Neither he nor Ho Chi Minh were able to realize their twin dreams of national reunification in their lifetime, although Ho by the time of his death in 1969 had come much closer to his than Kim could ever hope to find his own. Both had to face the superpower fury of the United States, and to be fair, while Ho won in Vietnam essentially by his own devices, and throughout the war never had to leave Hanoi, Kim had to flee to China, and had it not been for Mao’s Liberation Army, he would have been forced to live the last forty years of his life in an inconspicuous foreign exile. Of course, the fact that such bleak fate did not befall him, speaks not only for the strength of China’s military. Any political genius of staying power must have good luck on his side, and in the Korean War, an incredible luck, rather than skill, was conspicuously on Kim’s side. (See my entry Stalin’s Korean Charade, were the other components of Kims “good luck” are all spelled out.)

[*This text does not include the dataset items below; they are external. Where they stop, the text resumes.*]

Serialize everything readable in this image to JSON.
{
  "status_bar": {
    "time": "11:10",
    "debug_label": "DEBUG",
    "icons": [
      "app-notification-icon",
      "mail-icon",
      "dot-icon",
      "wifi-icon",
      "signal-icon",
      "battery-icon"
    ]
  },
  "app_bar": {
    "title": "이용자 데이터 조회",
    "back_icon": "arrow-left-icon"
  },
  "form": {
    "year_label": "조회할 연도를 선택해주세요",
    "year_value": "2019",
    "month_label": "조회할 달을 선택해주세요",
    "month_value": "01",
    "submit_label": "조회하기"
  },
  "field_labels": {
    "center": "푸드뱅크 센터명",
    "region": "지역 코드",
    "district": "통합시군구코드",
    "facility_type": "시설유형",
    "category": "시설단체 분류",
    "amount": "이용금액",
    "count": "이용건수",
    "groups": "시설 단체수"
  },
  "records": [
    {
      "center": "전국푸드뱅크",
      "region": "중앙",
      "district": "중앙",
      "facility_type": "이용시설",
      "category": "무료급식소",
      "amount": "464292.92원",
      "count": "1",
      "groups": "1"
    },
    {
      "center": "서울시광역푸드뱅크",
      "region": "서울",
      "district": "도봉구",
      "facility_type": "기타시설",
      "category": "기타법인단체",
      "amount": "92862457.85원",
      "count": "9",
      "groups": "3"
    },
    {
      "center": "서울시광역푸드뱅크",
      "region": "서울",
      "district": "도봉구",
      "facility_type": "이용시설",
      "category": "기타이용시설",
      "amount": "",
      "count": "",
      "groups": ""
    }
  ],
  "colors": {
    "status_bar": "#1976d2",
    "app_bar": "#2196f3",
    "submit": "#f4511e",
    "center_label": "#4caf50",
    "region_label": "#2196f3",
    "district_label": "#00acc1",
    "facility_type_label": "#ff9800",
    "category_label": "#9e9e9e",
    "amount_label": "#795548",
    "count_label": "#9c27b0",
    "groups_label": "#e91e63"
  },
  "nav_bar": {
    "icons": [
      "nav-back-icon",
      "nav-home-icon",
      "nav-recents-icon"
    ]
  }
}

His son Kim Jong Il succeeded him as pre-planned after Kim’s death. I repeat that, to me, the son does not rise to the level of his father’s genius, and it is most probably the strength of North Korea’s political system, as created by Kim Il Sung, which now sustains Kim Jong Il in power. Nor can the son take credit for North Korea’s successful nuclear program, as it had been initiated and cleverly developed, with ready assurances of stoppage given to the West, by the great Kim-the-father. History will obviously provide an answer to how the son will eventually be remembered; and having acquired nuclear weapons on his watch is a huge credit point on the lesser Kim’s résumé. But, somehow, I think that the son will ultimately fade, as there can be no luminosity left for anyone who follows in the footsteps of the Rising Sun itself, as such is the meaning of Il Sung in Kim Il Sung’s name, and such is the legendary legacy he has bequeathed to his nation for all time. Yes, for all time, because no nation can ever renounce its nationalistic legends, and the “Eternal President” Kim Il Sung has certainly become one.